Other artiodactyls include camels, cattle, deer and pigs, although hippopotamuses are not closely related to these groups. The Hippopotamidae are believed to have evolved in Africa; the oldest known hippopotamid is the genus Kenyapotamus, which lived in Africa from 16 to .
The suggested subspecies were never widely used or validated by field biologists; the described morphological differences were small enough that they could have resulted from simple variation in nonrepresentative samples. While hippopotamid species spread across Asia and Europe, no hippopotamuses have ever been discovered in the Americas, although various anthracothere genera emigrated into North America during the early Oligocene.
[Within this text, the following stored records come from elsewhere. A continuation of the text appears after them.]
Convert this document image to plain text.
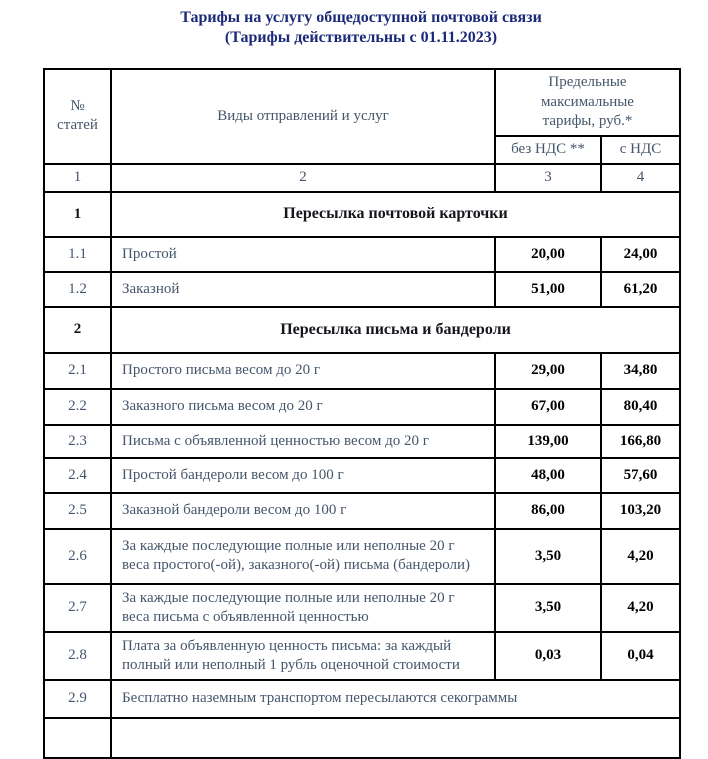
Тарифы на услугу общедоступной почтовой связи
(Тарифы действительны с 01.11.2023)
№ статей	Виды отправлений и услуг	Предельные максимальные тарифы, руб.*	
		без НДС **	с НДС
1	2	3	4
1	Пересылка почтовой карточки		
1.1	Простой	20,00	24,00
1.2	Заказной	51,00	61,20
2	Пересылка письма и бандероли		
2.1	Простого письма весом до 20 г	29,00	34,80
2.2	Заказного письма весом до 20 г	67,00	80,40
2.3	Письма с объявленной ценностью весом до 20 г	139,00	166,80
2.4	Простой бандероли весом до 100 г	48,00	57,60
2.5	Заказной бандероли весом до 100 г	86,00	103,20
2.6	За каждые последующие полные или неполные 20 г веса простого(-ой), заказного(-ой) письма (бандероли)	3,50	4,20
2.7	За каждые последующие полные или неполные 20 г веса письма с объявленной ценностью	3,50	4,20
2.8	Плата за объявленную ценность письма: за каждый полный или неполный 1 рубль оценочной стоимости	0,03	0,04
2.9	Бесплатно наземным транспортом пересылаются секограммы		
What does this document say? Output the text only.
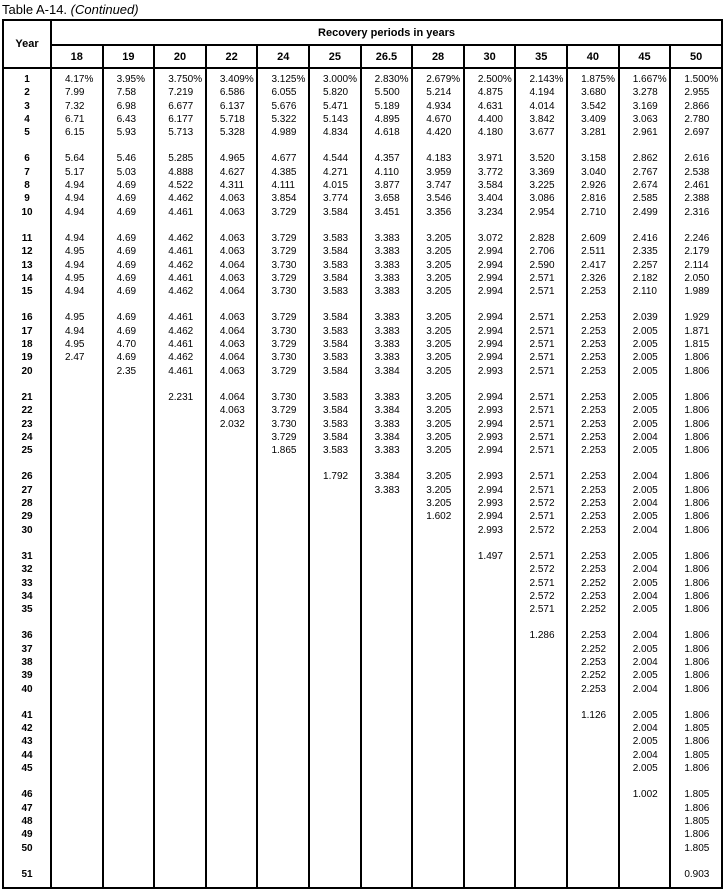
Table A-14. (Continued)
Year	Recovery periods in years												
	18	19	20	22	24	25	26.5	28	30	35	40	45	50

1	4.17%	3.95%	3.750%	3.409%	3.125%	3.000%	2.830%	2.679%	2.500%	2.143%	1.875%	1.667%	1.500%
2	7.99	7.58	7.219	6.586	6.055	5.820	5.500	5.214	4.875	4.194	3.680	3.278	2.955
3	7.32	6.98	6.677	6.137	5.676	5.471	5.189	4.934	4.631	4.014	3.542	3.169	2.866
4	6.71	6.43	6.177	5.718	5.322	5.143	4.895	4.670	4.400	3.842	3.409	3.063	2.780
5	6.15	5.93	5.713	5.328	4.989	4.834	4.618	4.420	4.180	3.677	3.281	2.961	2.697

6	5.64	5.46	5.285	4.965	4.677	4.544	4.357	4.183	3.971	3.520	3.158	2.862	2.616
7	5.17	5.03	4.888	4.627	4.385	4.271	4.110	3.959	3.772	3.369	3.040	2.767	2.538
8	4.94	4.69	4.522	4.311	4.111	4.015	3.877	3.747	3.584	3.225	2.926	2.674	2.461
9	4.94	4.69	4.462	4.063	3.854	3.774	3.658	3.546	3.404	3.086	2.816	2.585	2.388
10	4.94	4.69	4.461	4.063	3.729	3.584	3.451	3.356	3.234	2.954	2.710	2.499	2.316

11	4.94	4.69	4.462	4.063	3.729	3.583	3.383	3.205	3.072	2.828	2.609	2.416	2.246
12	4.95	4.69	4.461	4.063	3.729	3.584	3.383	3.205	2.994	2.706	2.511	2.335	2.179
13	4.94	4.69	4.462	4.064	3.730	3.583	3.383	3.205	2.994	2.590	2.417	2.257	2.114
14	4.95	4.69	4.461	4.063	3.729	3.584	3.383	3.205	2.994	2.571	2.326	2.182	2.050
15	4.94	4.69	4.462	4.064	3.730	3.583	3.383	3.205	2.994	2.571	2.253	2.110	1.989

16	4.95	4.69	4.461	4.063	3.729	3.584	3.383	3.205	2.994	2.571	2.253	2.039	1.929
17	4.94	4.69	4.462	4.064	3.730	3.583	3.383	3.205	2.994	2.571	2.253	2.005	1.871
18	4.95	4.70	4.461	4.063	3.729	3.584	3.383	3.205	2.994	2.571	2.253	2.005	1.815
19	2.47	4.69	4.462	4.064	3.730	3.583	3.383	3.205	2.994	2.571	2.253	2.005	1.806
20		2.35	4.461	4.063	3.729	3.584	3.384	3.205	2.993	2.571	2.253	2.005	1.806

21			2.231	4.064	3.730	3.583	3.383	3.205	2.994	2.571	2.253	2.005	1.806
22				4.063	3.729	3.584	3.384	3.205	2.993	2.571	2.253	2.005	1.806
23				2.032	3.730	3.583	3.383	3.205	2.994	2.571	2.253	2.005	1.806
24					3.729	3.584	3.384	3.205	2.993	2.571	2.253	2.004	1.806
25					1.865	3.583	3.383	3.205	2.994	2.571	2.253	2.005	1.806

26						1.792	3.384	3.205	2.993	2.571	2.253	2.004	1.806
27							3.383	3.205	2.994	2.571	2.253	2.005	1.806
28								3.205	2.993	2.572	2.253	2.004	1.806
29								1.602	2.994	2.571	2.253	2.005	1.806
30									2.993	2.572	2.253	2.004	1.806

31									1.497	2.571	2.253	2.005	1.806
32										2.572	2.253	2.004	1.806
33										2.571	2.252	2.005	1.806
34										2.572	2.253	2.004	1.806
35										2.571	2.252	2.005	1.806

36										1.286	2.253	2.004	1.806
37											2.252	2.005	1.806
38											2.253	2.004	1.806
39											2.252	2.005	1.806
40											2.253	2.004	1.806

41											1.126	2.005	1.806
42												2.004	1.805
43												2.005	1.806
44												2.004	1.805
45												2.005	1.806

46												1.002	1.805
47													1.806
48													1.805
49													1.806
50													1.805

51													0.903
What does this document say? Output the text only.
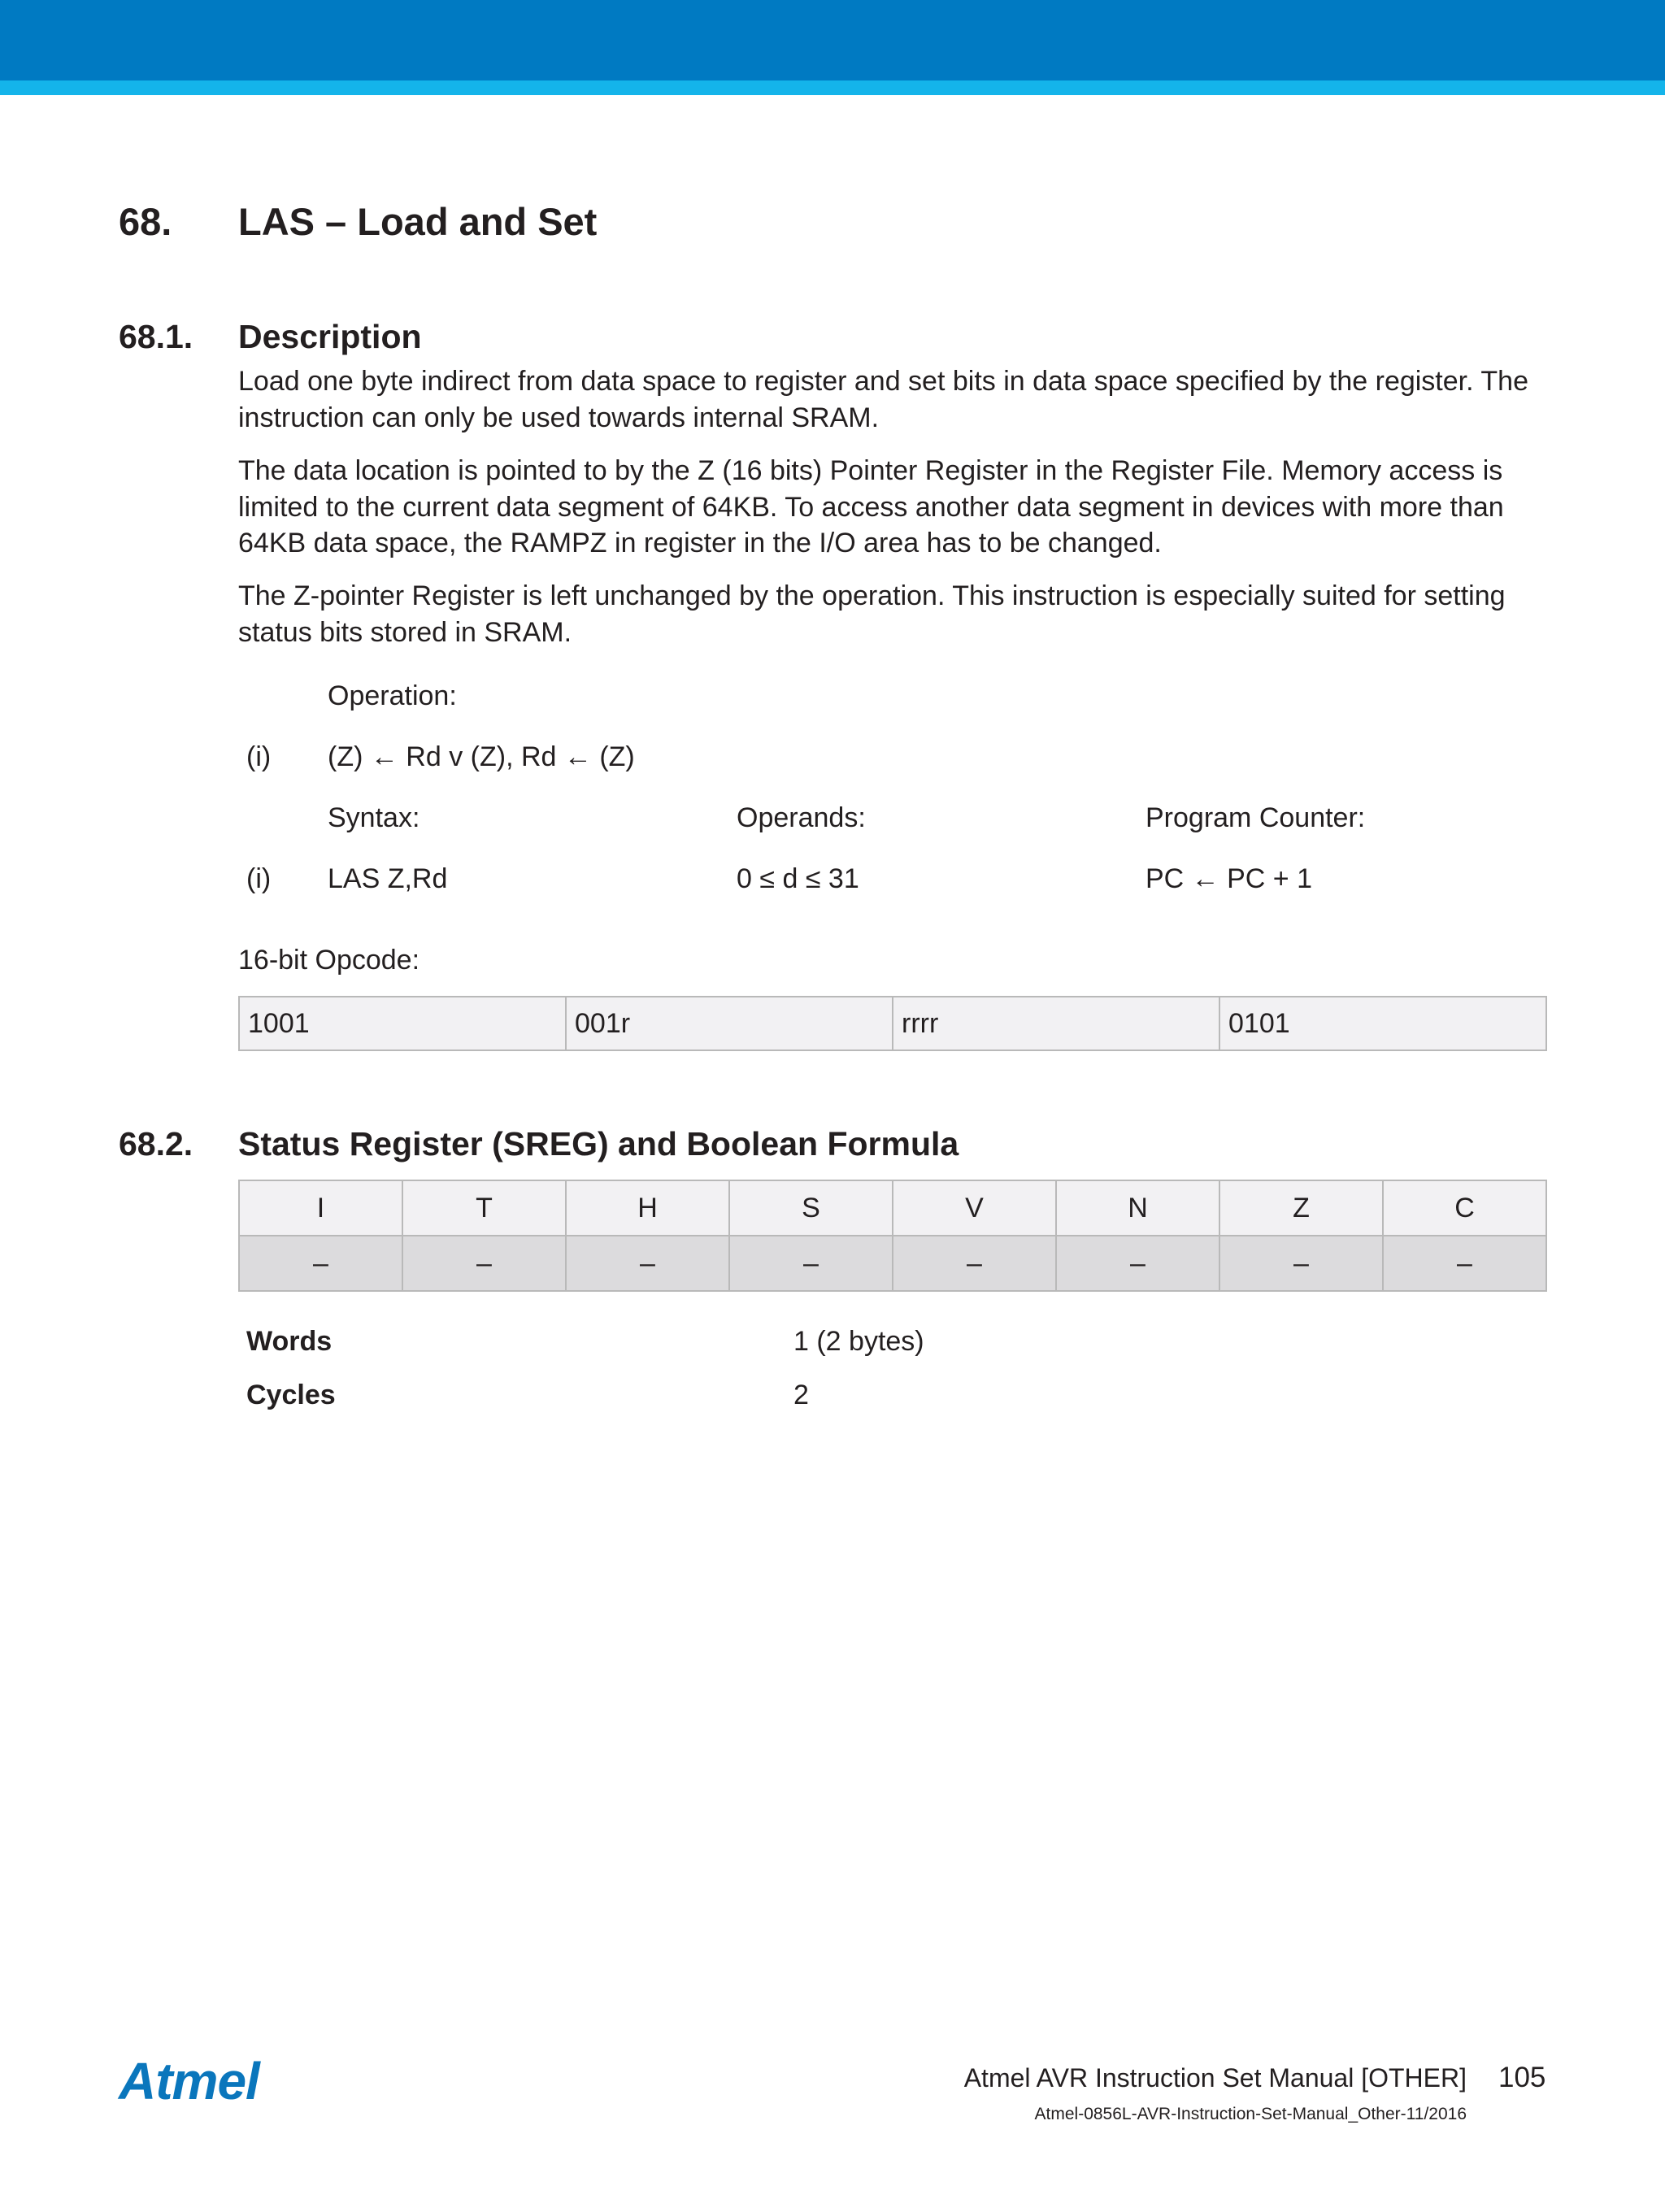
68. LAS – Load and Set
68.1. Description

Load one byte indirect from data space to register and set bits in data space specified by the register. The instruction can only be used towards internal SRAM.

The data location is pointed to by the Z (16 bits) Pointer Register in the Register File. Memory access is limited to the current data segment of 64KB. To access another data segment in devices with more than 64KB data space, the RAMPZ in register in the I/O area has to be changed.

The Z-pointer Register is left unchanged by the operation. This instruction is especially suited for setting status bits stored in SRAM.

Operation:
(i) (Z) ← Rd v (Z), Rd ← (Z)
Syntax:	Operands:	Program Counter:
(i) LAS Z,Rd	0 ≤ d ≤ 31	PC ← PC + 1
16-bit Opcode:
1001	001r	rrrr	0101
68.2. Status Register (SREG) and Boolean Formula
I	T	H	S	V	N	Z	C
–	–	–	–	–	–	–	–
Words	1 (2 bytes)
Cycles	2
Atmel	Atmel AVR Instruction Set Manual [OTHER] 105
Atmel-0856L-AVR-Instruction-Set-Manual_Other-11/2016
Taxonomists disagree whether or not the modern pygmy hippopotamus is a member of Hexaprotodon – an apparently paraphyletic genus, also embracing many extinct Asian hippopotamuses, that is more closely related to Hippopotamus – or of Choeropsis, an older and basal genus.
Genetic analyses have tested the existence of three of these putative subspecies. Three species of Malagasy hippopotamus became extinct during the Holocene on Madagascar, one of them within the past 1,000 years.
A study examining mitochondrial DNA from skin biopsies taken from 13 sampling locations, considered genetic diversity and structure among hippo populations across the continent. The Malagasy hippos were smaller than the modern hippopotamus, likely through the process of insular dwarfism.
This secretion is initially colourless and turns red-orange within minutes, eventually becoming brown.
Two distinct pigments have been identified in the secretions, one red (hipposudoric acid) and one orange (norhipposudoric acid). They inhibit the growth of disease-causing bacteria, and their light absorption peaks in the ultraviolet range, creating a sunscreen effect.
The hippopotamus is among the most dangerous animals in the world as it is highly aggressive and unpredictable. A rough evolutionary lineage can be traced from Eocene and Oligocene species: Anthracotherium and Elomeryx to the Miocene species Merycopotamus and Libycosaurus and the very latest anthracotheres in the Pliocene.
Pliny the Elder writes that, in his time, the best location in Egypt for capturing this animal was in the Saite nome; Hippos are still found in the rivers and lakes of the northern Democratic Republic of the Congo, Uganda, Tanzania and Kenya, north through to Ethiopia, Somalia and Sudan, west to The Gambia, and south to South Africa.
Genetic evidence suggests that common hippos in Africa experienced a marked population expansion during or after the Pleistocene, attributed to an increase in water bodies at the end of the era.
These findings have important conservation implications as hippo populations across the continent are currently threatened by loss of access to fresh water.
The pygmy hippopotamus belongs to a different genus in Hippopotamidae, either Choeropsis or Hexaprotodon. Further, some taxonomists group hippopotamuses and anthracotheres in the superfamily Anthracotheroidea. Their common ancestor would have lived in the Miocene, about .
Hippopotamidae are sometimes known as hippopotamids. Hippopotamidae are classified along with other even-toed ungulates in the order Artiodactyla. Hippopotamids are therefore deeply nested within the family Anthracotheriidae.